Die Resi schaute verwundert. »Ja freili«, antwortete sie trotzdem.
»Wie kommen S’ denn da drauf?«
»Bereiten Sie die Schwammerl vom Herrn Döring auch so gut zu wie
Ihre Frau Mutter?«
Die Resi musste einen Lachanfall unterdrücken.
»Die hat meine Mutter nie selber gmacht. Die hab immer i gmacht.
Und der Herr Döring versteht was von die Schwammerl. Und die Bella auch.«
Der Seppe zuckte zusammen.
Sie hatten sich außerhalb ihrer Autos auf dem schmalen Sträßchen
zusammengestellt. Jeder musterte den anderen argwöhnisch.

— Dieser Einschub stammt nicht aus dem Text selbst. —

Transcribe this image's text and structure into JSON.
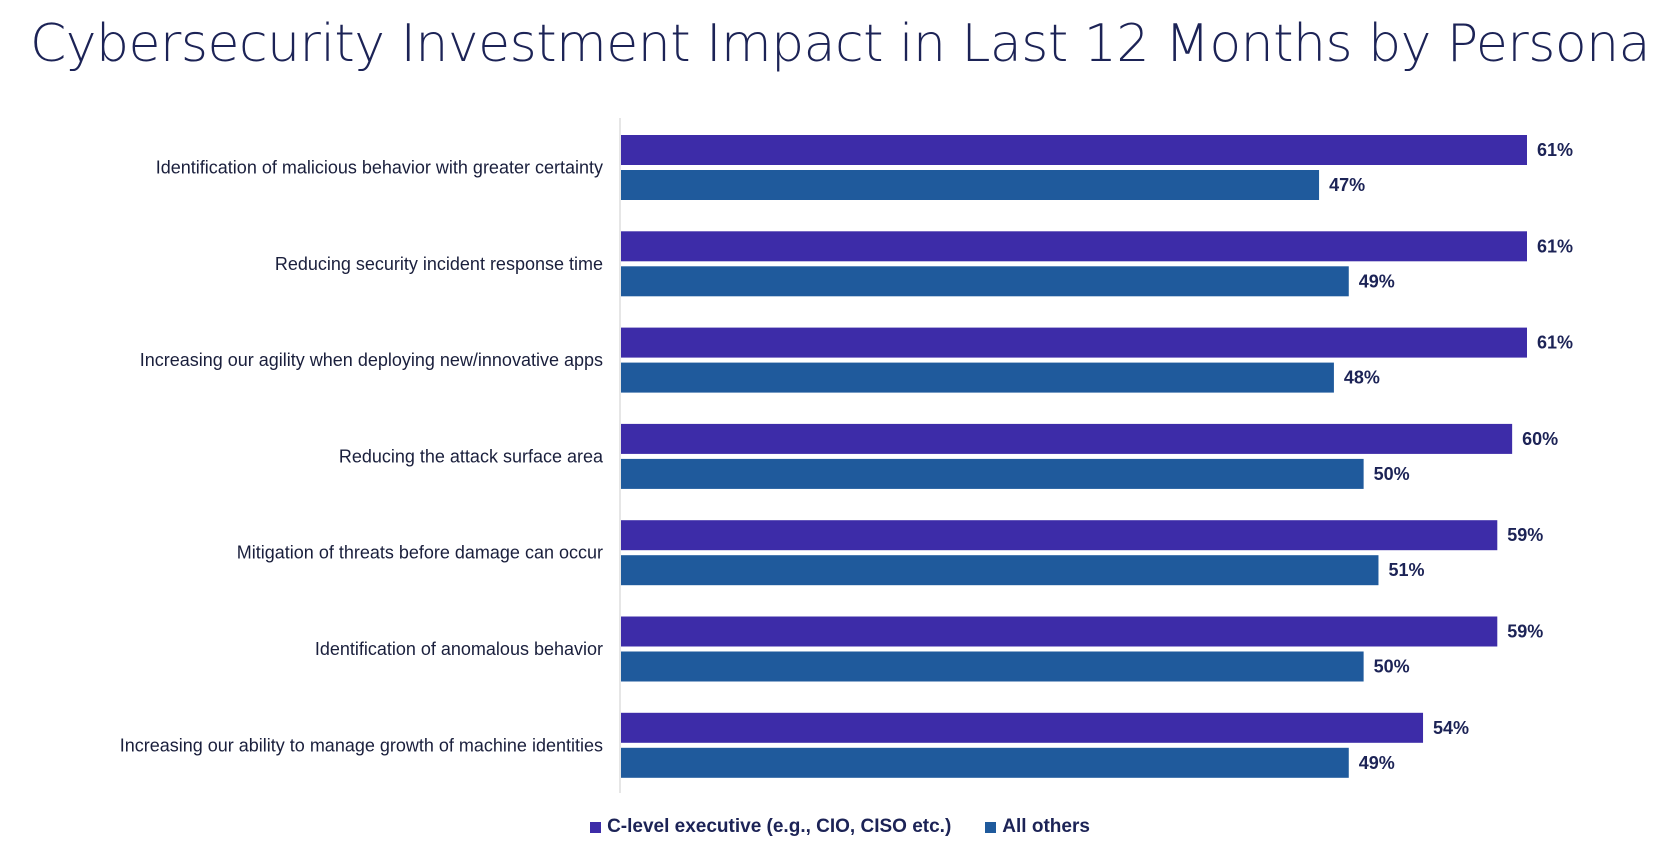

»Warum erschrickst du?«, fragte Ottakring den Seppe lauernd.
»I? Erschrecken?«
Ottakring war gewarnt.
»Wo wollen S’ denn so eilig hin?«, fragte er die Resi beiläufig.
»Ach, äh …«
Ein Rufen aus dem Wald.
Joe Ottakring konnte den Ruf eines Wolfs sehr wohl von dem eines
Hundes unterscheiden.
Also hatte er sich vorhin doch nicht getäuscht. Aus dem Augenwinkel
musterte er seine beiden Gegenüber. Die Resi ließ den Autoschlüssel durch die
Hand kreisen. Der Seppe hatte große Augen und musste einen Schrei unterdrücken.

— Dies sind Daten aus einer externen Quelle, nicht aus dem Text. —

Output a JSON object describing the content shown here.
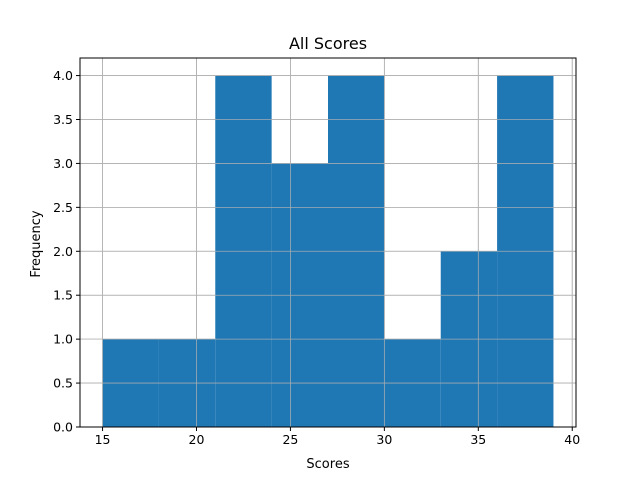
{
  "chart_data": {
    "type": "bar",
    "title": "All Scores",
    "xlabel": "Scores",
    "ylabel": "Frequency",
    "bins": [
      {
        "x0": 15,
        "x1": 18,
        "count": 1
      },
      {
        "x0": 18,
        "x1": 21,
        "count": 1
      },
      {
        "x0": 21,
        "x1": 24,
        "count": 4
      },
      {
        "x0": 24,
        "x1": 27,
        "count": 3
      },
      {
        "x0": 27,
        "x1": 30,
        "count": 4
      },
      {
        "x0": 30,
        "x1": 33,
        "count": 1
      },
      {
        "x0": 33,
        "x1": 36,
        "count": 2
      },
      {
        "x0": 36,
        "x1": 39,
        "count": 4
      }
    ],
    "xlim": [
      13.8,
      40.2
    ],
    "ylim": [
      0,
      4.2
    ],
    "xticks": [
      15,
      20,
      25,
      30,
      35,
      40
    ],
    "xtick_labels": [
      "15",
      "20",
      "25",
      "30",
      "35",
      "40"
    ],
    "yticks": [
      0,
      0.5,
      1,
      1.5,
      2,
      2.5,
      3,
      3.5,
      4
    ],
    "ytick_labels": [
      "0.0",
      "0.5",
      "1.0",
      "1.5",
      "2.0",
      "2.5",
      "3.0",
      "3.5",
      "4.0"
    ],
    "grid": true,
    "legend": "none",
    "colors": {
      "bar": "#1f77b4",
      "grid": "#b0b0b0",
      "axis": "#000000"
    }
  }
}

»Frau Moser«, sagte Ottakring bestimmt. »Ich bin Polizist. Ich setze
mich jetzt hinten in Ihr Auto, und wir fahren gemeinsam dahin, wo Sie eh
hinfahren wollten. Okay?«
Er hatte ein sicheres Gefühl im Bauch.
Der Seppe hielt es nicht mehr aus.
»O ja«, flötete er mit heller Stimme und warf sich auf den
Vordersitz. »Schon wegen der Großmutter.«
»Großmutter.«
Bei dem Begriff musste Ottakring plötzlich an den Gülsüm-Fall
denken. Er hatte ungewöhnlich lange nichts mehr darüber gehört. Weder Chili
noch Rico Stahl hatten sich gemeldet. Dabei war schließlich er derjenige
gewesen, der die Sache durch seine Kontakte nach Ankara beschleunigt und
erleichtert hatte.
FÜNF
In früheren Zeiten hatten sie Büßerhemden getragen, um zu
bereuen.
Die moderne Form der Buße war der Verzicht auf die Krawatte!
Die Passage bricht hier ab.